Gold prices rose slightly during yesterday's session and closed the day at $1312.24 an ounce. Investors continue to watch geopolitical events but some people don't expect contagion to major markets. However, the news of increased violence in Gaza and speculations that EU leaders will consider further sanctions on Russia this week were enough for the bulls overtake the bears.
Although recent developments in the Middle East and Ukraine have been limiting the down side, we see bearish pressure from strong global equities markets and growing perception that
the U.S. Federal Reserve will begin to raise interest rates sooner than expected. It seems that gold market will be range bound over the medium term while we lack a real catalyst to push prices in either direction. So far, demand for disaster insurance had little lasting impacts on gold.

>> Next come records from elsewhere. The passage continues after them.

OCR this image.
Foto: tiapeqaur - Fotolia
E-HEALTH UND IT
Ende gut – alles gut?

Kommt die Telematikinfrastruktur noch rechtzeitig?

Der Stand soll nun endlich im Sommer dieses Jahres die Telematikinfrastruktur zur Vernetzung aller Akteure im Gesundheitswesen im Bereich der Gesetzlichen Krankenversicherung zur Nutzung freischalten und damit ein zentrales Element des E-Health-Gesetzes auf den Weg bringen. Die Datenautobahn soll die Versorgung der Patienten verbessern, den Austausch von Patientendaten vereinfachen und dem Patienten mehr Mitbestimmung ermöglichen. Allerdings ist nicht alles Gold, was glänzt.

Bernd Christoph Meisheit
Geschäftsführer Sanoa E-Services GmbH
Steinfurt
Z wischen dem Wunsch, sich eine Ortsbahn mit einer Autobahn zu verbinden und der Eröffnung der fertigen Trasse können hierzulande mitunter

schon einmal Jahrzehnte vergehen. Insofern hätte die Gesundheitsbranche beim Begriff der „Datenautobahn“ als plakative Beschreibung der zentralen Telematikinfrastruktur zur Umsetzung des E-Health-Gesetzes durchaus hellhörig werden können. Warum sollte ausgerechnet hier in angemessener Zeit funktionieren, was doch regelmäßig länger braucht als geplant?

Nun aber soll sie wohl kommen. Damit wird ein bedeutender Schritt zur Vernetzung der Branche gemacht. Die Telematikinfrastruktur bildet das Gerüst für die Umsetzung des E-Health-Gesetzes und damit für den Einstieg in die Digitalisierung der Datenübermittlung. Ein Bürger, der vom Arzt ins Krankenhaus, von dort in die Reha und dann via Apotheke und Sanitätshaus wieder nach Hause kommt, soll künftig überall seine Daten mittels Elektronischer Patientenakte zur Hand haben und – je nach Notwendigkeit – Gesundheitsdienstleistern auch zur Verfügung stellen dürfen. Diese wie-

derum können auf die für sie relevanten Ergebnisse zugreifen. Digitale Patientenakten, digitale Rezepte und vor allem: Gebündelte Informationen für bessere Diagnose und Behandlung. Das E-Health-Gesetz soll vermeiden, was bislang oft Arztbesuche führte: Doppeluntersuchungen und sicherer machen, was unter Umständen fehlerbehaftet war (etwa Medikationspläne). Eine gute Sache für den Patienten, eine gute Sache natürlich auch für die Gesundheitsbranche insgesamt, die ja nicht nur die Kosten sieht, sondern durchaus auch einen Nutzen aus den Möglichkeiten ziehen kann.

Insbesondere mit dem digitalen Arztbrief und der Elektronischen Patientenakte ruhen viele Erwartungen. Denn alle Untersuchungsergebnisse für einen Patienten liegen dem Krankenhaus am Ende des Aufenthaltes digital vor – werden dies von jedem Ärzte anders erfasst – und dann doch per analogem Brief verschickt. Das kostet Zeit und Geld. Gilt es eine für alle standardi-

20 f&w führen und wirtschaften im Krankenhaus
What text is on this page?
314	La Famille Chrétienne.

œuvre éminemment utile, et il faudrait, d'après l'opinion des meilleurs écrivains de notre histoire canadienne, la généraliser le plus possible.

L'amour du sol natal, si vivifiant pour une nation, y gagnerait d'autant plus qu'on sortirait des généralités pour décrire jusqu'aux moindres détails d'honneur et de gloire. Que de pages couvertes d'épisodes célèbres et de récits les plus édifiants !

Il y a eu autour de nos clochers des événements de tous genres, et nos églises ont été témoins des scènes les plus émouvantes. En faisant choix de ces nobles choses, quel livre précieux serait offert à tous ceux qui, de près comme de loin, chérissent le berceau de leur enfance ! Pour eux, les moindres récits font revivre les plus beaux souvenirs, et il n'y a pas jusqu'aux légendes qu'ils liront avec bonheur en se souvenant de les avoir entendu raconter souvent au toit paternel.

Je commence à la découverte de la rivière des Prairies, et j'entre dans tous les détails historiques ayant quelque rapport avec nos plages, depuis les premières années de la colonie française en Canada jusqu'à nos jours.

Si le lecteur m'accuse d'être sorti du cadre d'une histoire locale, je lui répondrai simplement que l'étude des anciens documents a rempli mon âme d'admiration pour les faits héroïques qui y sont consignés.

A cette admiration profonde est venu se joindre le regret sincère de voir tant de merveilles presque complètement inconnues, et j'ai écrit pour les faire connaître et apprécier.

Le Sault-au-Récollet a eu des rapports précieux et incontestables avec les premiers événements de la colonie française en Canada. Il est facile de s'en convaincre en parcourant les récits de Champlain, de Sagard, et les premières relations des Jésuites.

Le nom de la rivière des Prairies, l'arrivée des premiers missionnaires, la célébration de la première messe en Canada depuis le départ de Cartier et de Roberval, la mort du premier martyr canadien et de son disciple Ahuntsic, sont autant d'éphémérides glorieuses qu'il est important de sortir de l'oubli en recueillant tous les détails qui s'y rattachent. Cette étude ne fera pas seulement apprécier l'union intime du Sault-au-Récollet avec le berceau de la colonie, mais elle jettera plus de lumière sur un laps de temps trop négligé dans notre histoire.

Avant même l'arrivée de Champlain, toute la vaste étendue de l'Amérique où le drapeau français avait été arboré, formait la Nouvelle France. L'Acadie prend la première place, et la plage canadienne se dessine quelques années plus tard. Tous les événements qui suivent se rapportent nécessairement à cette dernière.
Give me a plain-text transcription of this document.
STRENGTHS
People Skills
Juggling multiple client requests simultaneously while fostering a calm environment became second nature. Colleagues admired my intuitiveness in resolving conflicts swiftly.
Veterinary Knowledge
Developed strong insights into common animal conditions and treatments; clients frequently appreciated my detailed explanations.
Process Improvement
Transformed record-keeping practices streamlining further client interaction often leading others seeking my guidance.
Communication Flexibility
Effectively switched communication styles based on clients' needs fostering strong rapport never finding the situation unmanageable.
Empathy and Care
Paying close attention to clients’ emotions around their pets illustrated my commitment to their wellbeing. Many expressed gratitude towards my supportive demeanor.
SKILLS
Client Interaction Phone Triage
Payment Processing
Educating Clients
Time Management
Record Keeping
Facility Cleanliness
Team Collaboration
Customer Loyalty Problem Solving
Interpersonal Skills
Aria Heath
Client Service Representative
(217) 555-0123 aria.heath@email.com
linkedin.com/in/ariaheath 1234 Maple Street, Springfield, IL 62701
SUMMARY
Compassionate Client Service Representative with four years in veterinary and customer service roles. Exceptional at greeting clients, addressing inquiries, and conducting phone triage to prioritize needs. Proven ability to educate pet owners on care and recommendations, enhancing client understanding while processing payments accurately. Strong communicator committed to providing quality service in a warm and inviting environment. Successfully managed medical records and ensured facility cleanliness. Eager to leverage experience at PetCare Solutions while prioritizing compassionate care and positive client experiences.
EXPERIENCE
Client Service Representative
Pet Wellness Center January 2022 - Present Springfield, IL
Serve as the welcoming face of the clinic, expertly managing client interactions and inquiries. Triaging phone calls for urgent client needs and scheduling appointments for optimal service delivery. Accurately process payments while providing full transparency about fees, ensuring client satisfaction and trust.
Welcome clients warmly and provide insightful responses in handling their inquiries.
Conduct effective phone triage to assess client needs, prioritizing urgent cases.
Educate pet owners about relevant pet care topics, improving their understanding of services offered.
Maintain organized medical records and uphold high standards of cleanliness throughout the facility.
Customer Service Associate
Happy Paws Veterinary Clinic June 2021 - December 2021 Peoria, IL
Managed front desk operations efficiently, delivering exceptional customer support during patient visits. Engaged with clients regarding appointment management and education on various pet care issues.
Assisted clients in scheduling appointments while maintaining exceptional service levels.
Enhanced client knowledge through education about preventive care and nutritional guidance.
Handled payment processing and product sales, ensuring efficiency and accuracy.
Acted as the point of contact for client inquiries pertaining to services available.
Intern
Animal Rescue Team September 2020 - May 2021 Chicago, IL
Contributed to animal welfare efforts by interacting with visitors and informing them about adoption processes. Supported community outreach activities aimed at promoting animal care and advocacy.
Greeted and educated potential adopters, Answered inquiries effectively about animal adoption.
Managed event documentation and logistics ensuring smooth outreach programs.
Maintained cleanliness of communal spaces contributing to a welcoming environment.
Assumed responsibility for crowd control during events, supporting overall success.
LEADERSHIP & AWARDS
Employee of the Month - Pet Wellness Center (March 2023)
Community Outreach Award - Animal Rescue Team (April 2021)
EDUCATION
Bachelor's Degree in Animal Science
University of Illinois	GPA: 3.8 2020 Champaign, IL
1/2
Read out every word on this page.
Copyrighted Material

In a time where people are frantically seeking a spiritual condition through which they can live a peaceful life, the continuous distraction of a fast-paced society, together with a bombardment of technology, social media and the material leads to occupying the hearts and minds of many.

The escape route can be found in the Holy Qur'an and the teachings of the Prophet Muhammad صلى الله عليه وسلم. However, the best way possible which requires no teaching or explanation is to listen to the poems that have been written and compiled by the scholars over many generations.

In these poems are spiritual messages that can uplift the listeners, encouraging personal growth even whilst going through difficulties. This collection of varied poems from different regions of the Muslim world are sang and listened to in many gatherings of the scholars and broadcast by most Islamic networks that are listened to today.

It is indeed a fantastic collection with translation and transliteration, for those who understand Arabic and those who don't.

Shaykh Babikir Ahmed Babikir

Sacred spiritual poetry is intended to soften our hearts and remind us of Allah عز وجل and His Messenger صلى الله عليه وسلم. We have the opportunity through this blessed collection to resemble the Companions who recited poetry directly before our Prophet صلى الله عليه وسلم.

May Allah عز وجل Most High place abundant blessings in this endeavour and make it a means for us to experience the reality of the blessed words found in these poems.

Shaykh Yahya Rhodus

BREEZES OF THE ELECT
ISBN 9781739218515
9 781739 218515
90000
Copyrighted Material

During today's Asian session the XAU/USD pair is still trading between the Tenkan-sen (nine-period moving average, red line) and Kijun-sen (twenty six-day moving average, green line) on the daily time frame and as you can see both lines are flat at the moment. If the bulls intend to charge, they will have to climb above yesterday's high which also happens to be the top of the Ichimoku cloud on the 4-hour time frame. In that case, they might have another chance to tackle the 1324.50 resistance level. A daily close beyond this zone could lure some investors back to the market and increase the possibility of a bullish attempt to test 1331.50.
If the bulls fail to hold prices above the 1303 level, we could go back to the support at 1297. A break below 1297 would indicate that the bears are going to aim for 1292 and 1286.